Représentant le ministre, le conseiller technique Soumahoro Deli a réaffirmé la volonté de l’État d’accompagner le développement de ces pôles à travers une fiscalité plus lisible et adaptée aux réalités locales. Selon lui, cette réforme est essentielle pour soutenir la dynamique de croissance économique, estimée à 6,7 % à l’horizon 2026. Il a également insisté sur la nécessité de promouvoir des pôles économiques secondaires capables de stimuler l’économie locale et de favoriser la création d’emplois durables.
Le représentant du ministère a rappelé le rôle central du secteur privé, considéré comme un moteur clé de l’économie nationale, générant l’essentiel des investissements, des emplois formels et des recettes budgétaires.
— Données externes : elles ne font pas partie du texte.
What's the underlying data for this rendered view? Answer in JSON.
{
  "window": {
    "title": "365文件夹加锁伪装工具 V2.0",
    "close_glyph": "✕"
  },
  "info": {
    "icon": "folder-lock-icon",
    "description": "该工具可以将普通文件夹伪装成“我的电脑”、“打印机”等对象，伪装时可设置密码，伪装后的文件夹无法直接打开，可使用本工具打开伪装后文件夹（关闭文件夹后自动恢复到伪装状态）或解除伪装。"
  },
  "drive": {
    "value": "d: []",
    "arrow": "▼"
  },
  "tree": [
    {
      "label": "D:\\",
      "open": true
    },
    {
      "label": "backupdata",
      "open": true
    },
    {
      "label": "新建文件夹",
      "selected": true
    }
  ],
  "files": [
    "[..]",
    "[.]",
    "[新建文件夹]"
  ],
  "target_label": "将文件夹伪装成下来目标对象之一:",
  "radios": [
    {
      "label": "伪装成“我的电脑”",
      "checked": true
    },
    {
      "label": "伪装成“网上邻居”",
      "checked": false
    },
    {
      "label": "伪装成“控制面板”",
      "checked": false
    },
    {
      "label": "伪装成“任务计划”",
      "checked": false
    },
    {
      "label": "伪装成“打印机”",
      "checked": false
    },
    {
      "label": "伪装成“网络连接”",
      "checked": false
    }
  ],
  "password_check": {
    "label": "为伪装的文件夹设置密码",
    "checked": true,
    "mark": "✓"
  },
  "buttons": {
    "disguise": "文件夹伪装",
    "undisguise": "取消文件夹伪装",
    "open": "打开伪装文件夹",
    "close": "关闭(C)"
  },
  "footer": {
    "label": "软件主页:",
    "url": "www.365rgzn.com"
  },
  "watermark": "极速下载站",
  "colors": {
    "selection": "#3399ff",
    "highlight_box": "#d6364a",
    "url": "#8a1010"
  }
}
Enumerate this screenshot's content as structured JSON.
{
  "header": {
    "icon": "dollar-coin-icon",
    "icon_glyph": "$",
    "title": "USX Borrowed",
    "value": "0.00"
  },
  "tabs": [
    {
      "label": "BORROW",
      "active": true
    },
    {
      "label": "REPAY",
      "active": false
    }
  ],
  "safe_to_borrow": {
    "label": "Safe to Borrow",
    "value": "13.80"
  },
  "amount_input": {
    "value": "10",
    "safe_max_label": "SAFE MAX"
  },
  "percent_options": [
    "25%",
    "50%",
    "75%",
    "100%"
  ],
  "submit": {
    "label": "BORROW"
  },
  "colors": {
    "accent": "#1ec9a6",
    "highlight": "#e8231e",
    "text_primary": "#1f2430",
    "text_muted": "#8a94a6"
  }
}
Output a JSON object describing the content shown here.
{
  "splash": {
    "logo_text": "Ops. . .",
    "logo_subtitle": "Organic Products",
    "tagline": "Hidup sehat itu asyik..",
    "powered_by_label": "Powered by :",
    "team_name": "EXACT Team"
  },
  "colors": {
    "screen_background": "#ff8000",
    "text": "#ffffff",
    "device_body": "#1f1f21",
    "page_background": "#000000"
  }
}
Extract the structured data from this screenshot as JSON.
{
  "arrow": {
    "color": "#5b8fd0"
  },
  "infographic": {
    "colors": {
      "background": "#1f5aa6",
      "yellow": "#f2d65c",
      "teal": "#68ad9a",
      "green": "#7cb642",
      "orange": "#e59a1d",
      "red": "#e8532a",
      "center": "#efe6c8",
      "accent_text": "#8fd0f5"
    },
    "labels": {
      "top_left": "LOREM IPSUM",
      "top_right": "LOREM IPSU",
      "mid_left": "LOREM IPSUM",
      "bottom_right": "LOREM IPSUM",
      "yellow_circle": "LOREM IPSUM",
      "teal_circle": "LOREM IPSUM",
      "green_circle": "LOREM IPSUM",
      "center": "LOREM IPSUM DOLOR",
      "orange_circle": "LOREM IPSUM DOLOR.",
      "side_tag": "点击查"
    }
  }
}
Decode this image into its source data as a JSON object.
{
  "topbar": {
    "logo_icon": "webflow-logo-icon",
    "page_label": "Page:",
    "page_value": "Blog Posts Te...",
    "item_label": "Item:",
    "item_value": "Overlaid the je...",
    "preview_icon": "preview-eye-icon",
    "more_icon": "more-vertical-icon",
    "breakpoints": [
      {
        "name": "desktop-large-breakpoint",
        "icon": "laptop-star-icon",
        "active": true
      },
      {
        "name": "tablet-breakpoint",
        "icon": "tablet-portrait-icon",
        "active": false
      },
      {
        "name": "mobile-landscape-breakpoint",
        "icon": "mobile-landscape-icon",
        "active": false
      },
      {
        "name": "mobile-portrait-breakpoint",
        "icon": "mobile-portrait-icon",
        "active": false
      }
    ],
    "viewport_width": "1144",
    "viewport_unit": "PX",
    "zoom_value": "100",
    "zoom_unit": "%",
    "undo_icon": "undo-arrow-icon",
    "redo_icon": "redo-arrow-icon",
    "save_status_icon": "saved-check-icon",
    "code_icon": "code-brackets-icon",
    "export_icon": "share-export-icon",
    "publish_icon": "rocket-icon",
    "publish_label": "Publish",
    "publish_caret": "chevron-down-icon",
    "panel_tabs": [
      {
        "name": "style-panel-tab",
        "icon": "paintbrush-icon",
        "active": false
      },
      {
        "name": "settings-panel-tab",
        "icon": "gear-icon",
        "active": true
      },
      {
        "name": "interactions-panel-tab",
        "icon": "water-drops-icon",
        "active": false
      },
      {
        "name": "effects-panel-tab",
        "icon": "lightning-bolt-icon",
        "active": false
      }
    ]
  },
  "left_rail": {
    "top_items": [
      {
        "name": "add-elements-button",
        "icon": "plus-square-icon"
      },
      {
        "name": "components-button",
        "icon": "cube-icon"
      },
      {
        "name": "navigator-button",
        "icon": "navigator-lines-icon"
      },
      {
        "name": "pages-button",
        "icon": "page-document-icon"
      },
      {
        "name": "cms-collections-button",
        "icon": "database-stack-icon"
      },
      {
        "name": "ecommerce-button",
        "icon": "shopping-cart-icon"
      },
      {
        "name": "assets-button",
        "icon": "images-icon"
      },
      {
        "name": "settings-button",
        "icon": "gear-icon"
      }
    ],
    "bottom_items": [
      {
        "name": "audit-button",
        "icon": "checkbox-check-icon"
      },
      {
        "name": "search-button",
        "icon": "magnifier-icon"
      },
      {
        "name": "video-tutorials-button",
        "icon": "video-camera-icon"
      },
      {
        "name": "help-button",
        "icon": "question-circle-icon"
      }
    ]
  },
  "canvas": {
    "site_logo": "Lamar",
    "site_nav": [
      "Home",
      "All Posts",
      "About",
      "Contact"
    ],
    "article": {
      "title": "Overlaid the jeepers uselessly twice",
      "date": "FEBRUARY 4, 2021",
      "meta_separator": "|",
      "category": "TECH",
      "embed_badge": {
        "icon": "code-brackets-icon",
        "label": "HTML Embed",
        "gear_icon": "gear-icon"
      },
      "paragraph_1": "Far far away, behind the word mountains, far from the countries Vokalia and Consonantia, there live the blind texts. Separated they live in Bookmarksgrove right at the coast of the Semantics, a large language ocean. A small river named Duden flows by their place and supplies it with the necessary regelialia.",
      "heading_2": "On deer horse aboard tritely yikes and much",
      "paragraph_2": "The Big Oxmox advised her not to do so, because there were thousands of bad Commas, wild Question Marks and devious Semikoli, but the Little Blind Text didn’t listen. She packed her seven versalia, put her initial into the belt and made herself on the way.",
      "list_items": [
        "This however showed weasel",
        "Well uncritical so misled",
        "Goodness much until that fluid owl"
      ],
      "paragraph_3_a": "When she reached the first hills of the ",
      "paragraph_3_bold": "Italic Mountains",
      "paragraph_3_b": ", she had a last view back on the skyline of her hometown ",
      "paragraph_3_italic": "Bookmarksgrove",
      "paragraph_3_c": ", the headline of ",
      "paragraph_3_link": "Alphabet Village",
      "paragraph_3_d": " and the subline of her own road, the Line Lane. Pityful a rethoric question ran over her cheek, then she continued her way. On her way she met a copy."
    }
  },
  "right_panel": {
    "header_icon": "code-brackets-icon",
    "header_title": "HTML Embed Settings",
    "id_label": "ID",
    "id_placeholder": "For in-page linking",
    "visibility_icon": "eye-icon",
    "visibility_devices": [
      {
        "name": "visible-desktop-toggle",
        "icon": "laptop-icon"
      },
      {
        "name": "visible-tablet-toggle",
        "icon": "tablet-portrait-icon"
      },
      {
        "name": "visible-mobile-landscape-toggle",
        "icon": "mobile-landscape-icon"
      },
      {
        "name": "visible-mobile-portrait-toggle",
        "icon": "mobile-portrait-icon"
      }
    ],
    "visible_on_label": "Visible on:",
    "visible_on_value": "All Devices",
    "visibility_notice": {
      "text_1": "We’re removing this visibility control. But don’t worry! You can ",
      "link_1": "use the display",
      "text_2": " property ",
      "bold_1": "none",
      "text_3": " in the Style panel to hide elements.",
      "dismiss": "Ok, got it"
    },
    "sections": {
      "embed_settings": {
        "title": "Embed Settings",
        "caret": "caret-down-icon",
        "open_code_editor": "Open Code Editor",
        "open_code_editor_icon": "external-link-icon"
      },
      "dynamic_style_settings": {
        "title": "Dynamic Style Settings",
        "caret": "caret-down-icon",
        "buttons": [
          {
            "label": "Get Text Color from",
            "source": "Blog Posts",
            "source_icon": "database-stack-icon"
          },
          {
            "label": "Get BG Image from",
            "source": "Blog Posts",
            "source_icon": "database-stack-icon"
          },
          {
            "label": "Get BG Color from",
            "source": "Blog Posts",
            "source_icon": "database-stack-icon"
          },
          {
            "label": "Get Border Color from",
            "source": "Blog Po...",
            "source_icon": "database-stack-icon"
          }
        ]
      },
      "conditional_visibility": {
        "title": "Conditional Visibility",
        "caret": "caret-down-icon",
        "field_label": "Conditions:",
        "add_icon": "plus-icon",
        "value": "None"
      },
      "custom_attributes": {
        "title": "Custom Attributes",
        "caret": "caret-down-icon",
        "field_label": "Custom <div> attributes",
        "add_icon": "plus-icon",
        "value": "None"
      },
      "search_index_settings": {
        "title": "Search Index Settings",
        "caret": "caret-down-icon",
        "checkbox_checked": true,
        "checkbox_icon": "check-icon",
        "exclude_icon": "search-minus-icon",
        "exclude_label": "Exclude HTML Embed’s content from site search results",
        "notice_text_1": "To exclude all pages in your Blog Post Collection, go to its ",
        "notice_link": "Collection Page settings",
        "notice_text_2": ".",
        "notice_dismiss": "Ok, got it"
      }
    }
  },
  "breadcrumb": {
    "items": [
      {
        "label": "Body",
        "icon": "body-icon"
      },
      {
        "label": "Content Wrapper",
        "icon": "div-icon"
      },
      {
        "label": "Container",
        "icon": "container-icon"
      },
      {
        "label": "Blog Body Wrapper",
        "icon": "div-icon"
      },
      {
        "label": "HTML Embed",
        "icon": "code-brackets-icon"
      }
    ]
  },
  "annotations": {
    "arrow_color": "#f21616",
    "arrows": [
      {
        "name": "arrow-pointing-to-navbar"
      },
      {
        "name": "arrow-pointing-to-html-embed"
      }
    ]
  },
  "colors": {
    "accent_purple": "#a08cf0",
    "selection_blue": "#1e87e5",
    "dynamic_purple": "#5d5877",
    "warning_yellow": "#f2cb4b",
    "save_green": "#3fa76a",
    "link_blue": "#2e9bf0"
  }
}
À ce titre, un environnement fiscal plus favorable apparaît comme un levier stratégique pour renforcer la compétitivité des entreprises.
Placée sous le thème : « Quelle fiscalité locale pour des collectivités renforcées et un environnement des affaires attractif dans les pôles économiques régionaux ? », cette rencontre s’inscrit dans le cadre du Programme d’amélioration du climat des affaires pour la transformation structurelle de l’économie ivoirienne (PACA-CI).
Le vice-président de la Chambre de Commerce et d’Industrie de Côte d’Ivoire, Touré Sanissy, a plaidé pour un partenariat public-privé plus solide et une fiscalité incitative afin de soutenir les entreprises locales. En clôturant les travaux, la secrétaire exécutive du CCESP, Mariam Fofana Fadiga, a indiqué que les recommandations issues de l’atelier serviront de base à de futures réformes.
Tenue du 9 au 11 décembre 2025, avec l’appui de la Banque africaine de développement (BAD), cette rencontre s’inscrit dans la Stratégie nationale de mobilisation des recettes 2024-2028. Elle vise à concilier attractivité fiscale et renforcement des ressources des collectivités territoriales, avec la participation de près de 90 acteurs des secteurs public et privé.